I love finding just the right word for what I'm feeling, but a word is no use if your intended audience doesn't know what it means. For instance, many people confuse the terms hoi polloi and hoity toity, which makes using either term in conversation problematic. If I say I'm just part of the hoi polloi and you think I'm stuck up, my word choice doesn't help either of us. And no politician better attempt to use the word niggardly, even if they know that the etymology is not related to that other "n" word. To quote:

"It was while giving a speech in Washington, to a very international audience, about the British theft of the Elgin marbles from the Parthenon. I described the attitude of the current British authorities as 'niggardly.' Nobody said anything, but I privately resolved—having felt the word hanging in the air a bit—to say 'parsimonious' from then on." [Christopher Hitchens, "The Pernicious Effects of Banning Words," Slate.com, Dec. 4, 2006]

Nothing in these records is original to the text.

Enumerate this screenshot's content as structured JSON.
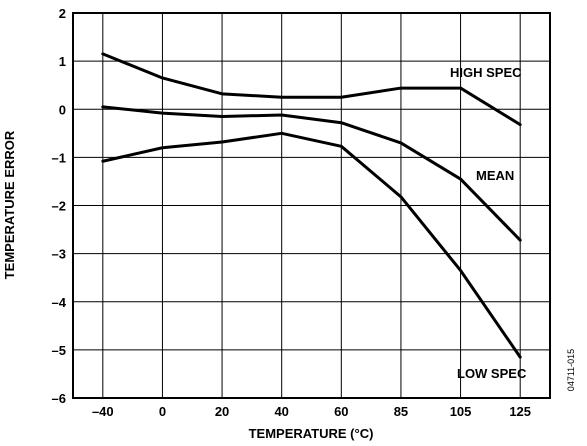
{
  "chart_data": {
    "type": "line",
    "title": "",
    "xlabel": "TEMPERATURE (°C)",
    "ylabel": "TEMPERATURE ERROR",
    "categories": [
      "–40",
      "0",
      "20",
      "40",
      "60",
      "85",
      "105",
      "125"
    ],
    "yticks": [
      "2",
      "1",
      "0",
      "–1",
      "–2",
      "–3",
      "–4",
      "–5",
      "–6"
    ],
    "ylim": [
      -6,
      2
    ],
    "grid": true,
    "series": [
      {
        "name": "HIGH SPEC",
        "values": [
          1.15,
          0.65,
          0.32,
          0.25,
          0.25,
          0.44,
          0.44,
          -0.32
        ]
      },
      {
        "name": "MEAN",
        "values": [
          0.05,
          -0.08,
          -0.15,
          -0.12,
          -0.28,
          -0.7,
          -1.45,
          -2.72
        ]
      },
      {
        "name": "LOW SPEC",
        "values": [
          -1.08,
          -0.8,
          -0.68,
          -0.5,
          -0.77,
          -1.82,
          -3.35,
          -5.15
        ]
      }
    ],
    "figure_id": "04711-015"
  }
}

I worry that we'll all eventually end up in a world where all comparatives and superlatives are reduced to "very," "VERY," or "[expletive]," and the language has morphed so much that people will need to read the King James Bible or King Lear in dual-column translation to understand it any more than they understand Beowulf (Old English) without translation today.

So, there's my rant. Yes, I write contracts for a living. I think about subtle differences in the meaning of words and consider how a judge would interpret them. With such a rich language, why be niggardly with your usage of it?

2 comments:

Michael Carr - Veritas Literary said...

Language changes over time, but just as we need notes to read Shakespeare, so was Chaucer difficult for Elizabethans to understand.

I suspect that one culprit is universal education. Many people who would have once belonged to the great ranks of unwashed mashes now wish to participate in the common discourse and that means dumbing down the vocabulary. There is certainly rhetoric of a more traditional and erudite nature still available, but it's no longer the default.

On the other hand, mass media and universal education have reduced language shift. Between 1100 and 1700, the language of one century was literally a different dialect than that spoken just a hundred years earlier. Imagine speaking to your grandparents and having a greater difference between their speech and yours than you would find between a Brooklyn accent and a Cockney.

Similarly, while I think it is sad that people no longer recognize many classical or biblical references, it isn't true that we don't still have cultural touchstones. These are generally mass media references from the 1930s on, the relative merit of which is a different subject altogether.

As for the language of the King James bible, this was archaic by the time the book went to the printers for the first time.

For instance, many people confuse the terms hoi polloi and hoity toity, which makes using either term in conversation problematic.

This is funny on many levels. :)

Himni said...

No question that the standardization that occurred in the 17th and 18th centuries as the printing press became ubiquitous dramatically slowed the change of the English language. Also, I know that language creep is inevitable, but I wish I didn't often feel obliged to artificially constrain my vocabulary. It's the reduction in the size of the average vocabulary that is most lamentable.

I have Strong's concordance of the Bible and sometimes use other translations for comparison, but I do prefer the way KJV sounds most of the time. Some of the newer translations also dumb down the language in the same way I've been lamenting and strip some of the meaning from the text. I once saw a "translation" that sounded more like beatnik poetry. It had a footnote that referred to the Last Supper as "Jesus weekly mealtime rap with his followers."